Sur cette initiative créative, Sidi Mohammed Mansouri Idrissi, Commissaire de l’exposition , déclare : «  Il s’avère très important de souligner que la femme artiste a activement milité, à la faveur d’un pluralisme culturellement réel et enraciné, au sein de notre société, comme elle s’est impliquée dans les sphères des activités du développement global et durable de notre pays. Par l’exposition «  Regards au féminin », l’Association «  Création et Communication » tiens à rendre hommage à l’action menée par les femmes artistes d’ici et d’ailleurs pour la défense de leurs droits de créer et à leur participation généreuse au mouvement associatif citoyen, et tout particulièrement dans le cadre des organisations artistiques et culturelles qui mènent des actions au profit de l’humanité.».
Cette manifestation est marquée par un programme éclectique regroupant toutes les formes d’art contemporain (peinture, photographie, tableau -performance) ainsi que tous les styles et les techniques de la figuration à l’art conceptuel en passant par l’abstraction, l’art brut, l’expressionnisme le fantastique et l’insolite. Dans une ambiance accueillante, cet événement de grande ampleur au Maroc a accordé une priorité au dialogue des artistes plasticiennes de talent, toutes tendances artistiques confondues :
Par rapport aux artistes expressionnistes ( l’artiste espagnole Sophie Varly, Fouzia Guessous , Mahjouba Lakhdar ( invitées d’honneur), Nadia Adib, Nada Ameziane, Khadija Bennani, Zhor Barghout, Fatima Chanane, Essediya Hallou, Nadia Iraki, Safae Jarnoussi, Fatima Zahra Lakouahi, Hasnae Lachgar , Hayat El Moumen, Leila Laalaj, Ouarda Rahbaoui, Faouzia Nsiri , Habiba Karmouni ), elles   manient en même temps le dessin et la peinture, en arrivant à un phénomène visuel particulier..

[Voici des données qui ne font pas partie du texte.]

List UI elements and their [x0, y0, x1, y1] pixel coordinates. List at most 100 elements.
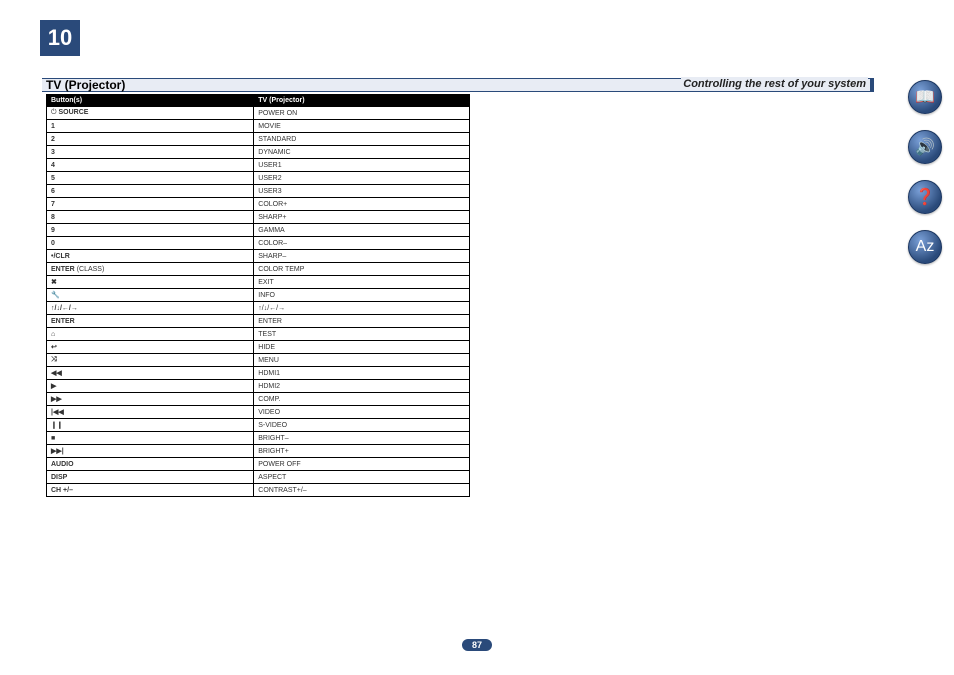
chapter-title-endcap — [870, 79, 874, 91]
function-cell: POWER OFF — [254, 458, 470, 471]
table-row: ▶▶COMP. — [47, 393, 470, 406]
function-cell: COLOR TEMP — [254, 263, 470, 276]
button-cell: ⏻ SOURCE — [47, 107, 254, 120]
table-row: 1MOVIE — [47, 120, 470, 133]
table-row: AUDIOPOWER OFF — [47, 458, 470, 471]
button-cell: •/CLR — [47, 250, 254, 263]
table-row: 9GAMMA — [47, 224, 470, 237]
function-cell: COLOR– — [254, 237, 470, 250]
function-cell: GAMMA — [254, 224, 470, 237]
table-row: 2STANDARD — [47, 133, 470, 146]
button-cell: 4 — [47, 159, 254, 172]
button-cell: 7 — [47, 198, 254, 211]
button-cell: ▶▶ — [47, 393, 254, 406]
table-row: 3DYNAMIC — [47, 146, 470, 159]
function-cell: SHARP+ — [254, 211, 470, 224]
button-cell: ⤨ — [47, 354, 254, 367]
button-cell: 6 — [47, 185, 254, 198]
function-cell: ENTER — [254, 315, 470, 328]
table-row: ▶▶|BRIGHT+ — [47, 445, 470, 458]
function-cell: USER2 — [254, 172, 470, 185]
table-row: DISPASPECT — [47, 471, 470, 484]
function-cell: ↑/↓/←/→ — [254, 302, 470, 315]
button-cell: ◀◀ — [47, 367, 254, 380]
function-cell: SHARP– — [254, 250, 470, 263]
button-cell: ↩ — [47, 341, 254, 354]
chapter-bar: Controlling the rest of your system — [42, 78, 874, 92]
table-row: 7COLOR+ — [47, 198, 470, 211]
button-cell: 8 — [47, 211, 254, 224]
az-icon[interactable]: Aᴢ — [908, 230, 942, 264]
button-cell: ↑/↓/←/→ — [47, 302, 254, 315]
table-row: 8SHARP+ — [47, 211, 470, 224]
chapter-title: Controlling the rest of your system — [681, 77, 868, 91]
function-cell: COMP. — [254, 393, 470, 406]
button-cell: AUDIO — [47, 458, 254, 471]
table-row: ✖EXIT — [47, 276, 470, 289]
function-cell: BRIGHT– — [254, 432, 470, 445]
button-cell: DISP — [47, 471, 254, 484]
manual-icon[interactable]: 📖 — [908, 80, 942, 114]
function-cell: ASPECT — [254, 471, 470, 484]
page-number: 87 — [462, 639, 492, 651]
col-header-function: TV (Projector) — [254, 95, 470, 107]
button-cell: ▶▶| — [47, 445, 254, 458]
function-cell: HDMI1 — [254, 367, 470, 380]
table-row: ⌂TEST — [47, 328, 470, 341]
button-cell: ⌂ — [47, 328, 254, 341]
table-row: ↑/↓/←/→↑/↓/←/→ — [47, 302, 470, 315]
table-row: ◀◀HDMI1 — [47, 367, 470, 380]
side-icon-bar: 📖 🔊 ❓ Aᴢ — [908, 80, 942, 264]
table-row: ↩HIDE — [47, 341, 470, 354]
function-cell: HIDE — [254, 341, 470, 354]
table-row: ❙❙S-VIDEO — [47, 419, 470, 432]
section-title: TV (Projector) — [46, 78, 125, 92]
button-cell: 9 — [47, 224, 254, 237]
button-cell: 5 — [47, 172, 254, 185]
button-cell: 0 — [47, 237, 254, 250]
function-cell: EXIT — [254, 276, 470, 289]
table-header-row: Button(s) TV (Projector) — [47, 95, 470, 107]
button-cell: ▶ — [47, 380, 254, 393]
button-cell: ✖ — [47, 276, 254, 289]
function-cell: MOVIE — [254, 120, 470, 133]
table-row: ▶HDMI2 — [47, 380, 470, 393]
function-cell: VIDEO — [254, 406, 470, 419]
button-cell: 1 — [47, 120, 254, 133]
chapter-number: 10 — [40, 20, 80, 56]
table-row: ENTER (CLASS)COLOR TEMP — [47, 263, 470, 276]
button-cell: ❙❙ — [47, 419, 254, 432]
chapter-header: 10 Controlling the rest of your system — [40, 20, 914, 56]
function-cell: TEST — [254, 328, 470, 341]
button-cell: ENTER — [47, 315, 254, 328]
table-row: ■BRIGHT– — [47, 432, 470, 445]
function-table: Button(s) TV (Projector) ⏻ SOURCEPOWER O… — [46, 94, 470, 497]
function-cell: MENU — [254, 354, 470, 367]
col-header-buttons: Button(s) — [47, 95, 254, 107]
function-cell: HDMI2 — [254, 380, 470, 393]
table-row: CH +/–CONTRAST+/– — [47, 484, 470, 497]
function-cell: INFO — [254, 289, 470, 302]
function-cell: POWER ON — [254, 107, 470, 120]
table-row: ⏻ SOURCEPOWER ON — [47, 107, 470, 120]
button-cell: ■ — [47, 432, 254, 445]
function-cell: DYNAMIC — [254, 146, 470, 159]
page: 10 Controlling the rest of your system T… — [0, 0, 954, 675]
device-icon[interactable]: 🔊 — [908, 130, 942, 164]
button-cell: 🔧 — [47, 289, 254, 302]
table-row: ENTERENTER — [47, 315, 470, 328]
table-row: ⤨MENU — [47, 354, 470, 367]
function-cell: STANDARD — [254, 133, 470, 146]
function-cell: CONTRAST+/– — [254, 484, 470, 497]
table-row: •/CLRSHARP– — [47, 250, 470, 263]
help-icon[interactable]: ❓ — [908, 180, 942, 214]
function-cell: USER1 — [254, 159, 470, 172]
table-row: 0COLOR– — [47, 237, 470, 250]
table-row: 4USER1 — [47, 159, 470, 172]
table-row: 5USER2 — [47, 172, 470, 185]
function-cell: USER3 — [254, 185, 470, 198]
button-cell: 2 — [47, 133, 254, 146]
button-cell: |◀◀ — [47, 406, 254, 419]
button-cell: ENTER (CLASS) — [47, 263, 254, 276]
function-cell: S-VIDEO — [254, 419, 470, 432]
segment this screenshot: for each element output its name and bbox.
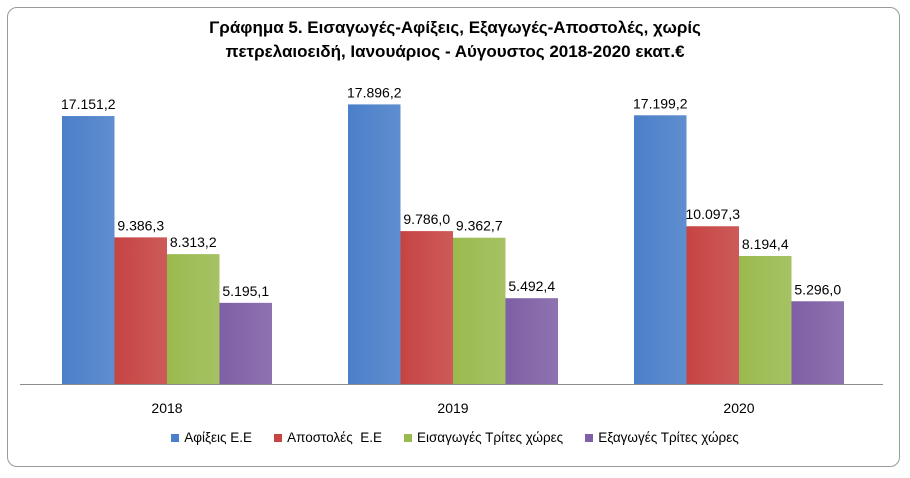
legend-item-series-3: Εισαγωγές Τρίτες χώρες [403, 430, 564, 445]
bar-2018-series-4 [219, 302, 272, 384]
data-label-2018-series-1: 17.151,2 [61, 96, 116, 112]
legend-swatch-series-1 [171, 433, 180, 442]
data-label-2020-series-4: 5.296,0 [794, 281, 841, 297]
bar-2020-series-3 [739, 255, 792, 384]
chart-title: Γράφημα 5. Εισαγωγές-Αφίξεις, Εξαγωγές-Α… [0, 16, 910, 64]
bar-2018-series-2 [114, 237, 167, 384]
bar-2019-series-4 [505, 298, 558, 384]
legend-swatch-series-2 [274, 433, 283, 442]
data-label-2020-series-2: 10.097,3 [686, 206, 741, 222]
bar-2020-series-1 [634, 115, 687, 384]
bar-2018-series-3 [167, 254, 220, 384]
data-label-2018-series-2: 9.386,3 [117, 217, 164, 233]
data-label-2019-series-4: 5.492,4 [508, 278, 555, 294]
data-label-2018-series-3: 8.313,2 [170, 234, 217, 250]
legend-label-series-2: Αποστολές Ε.Ε [287, 430, 382, 445]
bar-2018-series-1 [62, 116, 115, 384]
chart-title-line-2: πετρελαιοειδή, Ιανουάριος - Αύγουστος 20… [225, 42, 685, 61]
chart-title-line-1: Γράφημα 5. Εισαγωγές-Αφίξεις, Εξαγωγές-Α… [209, 18, 701, 37]
chart-legend: Αφίξεις Ε.Ε Αποστολές Ε.Ε Εισαγωγές Τρίτες… [0, 430, 910, 445]
legend-swatch-series-4 [585, 433, 594, 442]
legend-label-series-1: Αφίξεις Ε.Ε [184, 430, 253, 445]
data-label-2018-series-4: 5.195,1 [222, 283, 269, 299]
bar-2019-series-1 [348, 104, 401, 384]
data-label-2019-series-1: 17.896,2 [347, 84, 402, 100]
x-tick-label-2020: 2020 [723, 400, 754, 416]
legend-label-series-4: Εξαγωγές Τρίτες χώρες [598, 430, 739, 445]
x-tick-label-2019: 2019 [437, 400, 468, 416]
bar-2020-series-4 [791, 301, 844, 384]
legend-item-series-2: Αποστολές Ε.Ε [274, 430, 382, 445]
legend-item-series-4: Εξαγωγές Τρίτες χώρες [585, 430, 739, 445]
x-tick-label-2018: 2018 [151, 400, 182, 416]
bar-2020-series-2 [686, 226, 739, 384]
data-label-2020-series-3: 8.194,4 [742, 236, 789, 252]
chart-frame [7, 7, 900, 467]
data-label-2020-series-1: 17.199,2 [633, 95, 688, 111]
bar-2019-series-2 [400, 231, 453, 384]
data-label-2019-series-2: 9.786,0 [403, 211, 450, 227]
legend-item-series-1: Αφίξεις Ε.Ε [171, 430, 252, 445]
legend-label-series-3: Εισαγωγές Τρίτες χώρες [416, 430, 564, 445]
legend-swatch-series-3 [403, 433, 412, 442]
data-label-2019-series-3: 9.362,7 [456, 218, 503, 234]
bar-2019-series-3 [453, 237, 506, 384]
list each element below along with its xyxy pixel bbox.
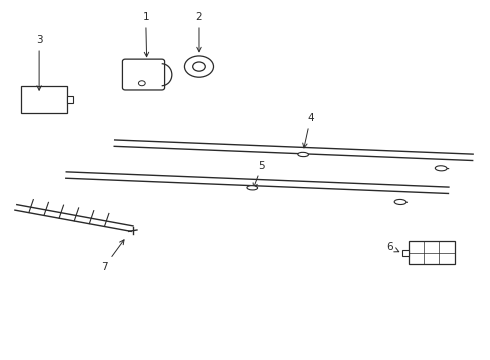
Ellipse shape (298, 152, 309, 157)
Circle shape (184, 56, 214, 77)
FancyBboxPatch shape (409, 241, 455, 264)
Circle shape (193, 62, 205, 71)
Text: 7: 7 (101, 240, 124, 271)
Circle shape (138, 81, 145, 86)
FancyBboxPatch shape (21, 86, 67, 113)
Text: 1: 1 (143, 12, 149, 57)
Ellipse shape (247, 186, 258, 190)
FancyBboxPatch shape (122, 59, 165, 90)
Text: 6: 6 (386, 242, 399, 252)
FancyBboxPatch shape (402, 250, 409, 256)
Text: 3: 3 (36, 35, 43, 90)
FancyBboxPatch shape (67, 95, 73, 103)
Text: 4: 4 (303, 113, 314, 148)
Ellipse shape (394, 199, 406, 204)
Text: 5: 5 (253, 161, 265, 188)
Text: 2: 2 (196, 12, 202, 52)
Ellipse shape (435, 166, 447, 171)
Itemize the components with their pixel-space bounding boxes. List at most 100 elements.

Pour leur « fixation » sur l’expression, elles  se trouvent en bonne compagnie, partageant cette affinité avec les artistes éminents de l’art moderne. Un langage pour traiter avec l’œil et l›esprit, une grammaire du trait, l’essence du motif : éléments susceptibles de s›appliquer au langage plastique de ces artistes, en leur rigueur, leur diversification, leur fluidité. Elles croient et font croire en la puissance et la richesse infinie de la nouvelle figuration.
L’exposition nous a offert également l’occasion pour apprécier quelques facettes de l’art abstrait à travers les œuvres des artistes oniristes exposants ( Sabiha Kadmiri ( invitée d’honneur) Khadija Afilal, Amina Bedraoui Idrissi, Mina Bouizgar, Kaoutar Benabdesslam, Khadija El Farouki, Aicha Jabari, Amina Habibi, Nadia Ouchatar, ). Elles expriment le fruit de leur imagination à travers une peinture étrange qui donne naissance à des créatures fantastiques voire merveilleuses. En recherche permanente de créations originales où le sujet hybride est toujours mis en scène, ces artistes ont le don de nous émerveiller et de nous surprendre. Depuis plusieurs années, elles font partager leurs œuvres au public à travers des expositions et ont déjà obtenu de nombreux prix récompensant leur talent.
Dans les registres photographiques ( Chayma Riahi ( invitée d’honneur, Tunisie) , Algo Zahra ) ce n’est plus le sujet qui gouverne l’image, mais plutôt l’organisation des masses et des lignes de construction à partir d’un point de vue plastique. Les artistes illustrent des moments bien précis qui resteront à jamais gravées dans les mémoires collectives. A l’image d’une penture, la photographie devient un acte interprétatif. Plus fondamentalement, c’est la façon dont les photographes représente un sujet et notamment la place qu’il adopte face au motif qui est en question. Que reste-t-il du document  Une œuvre, sans aucun doute.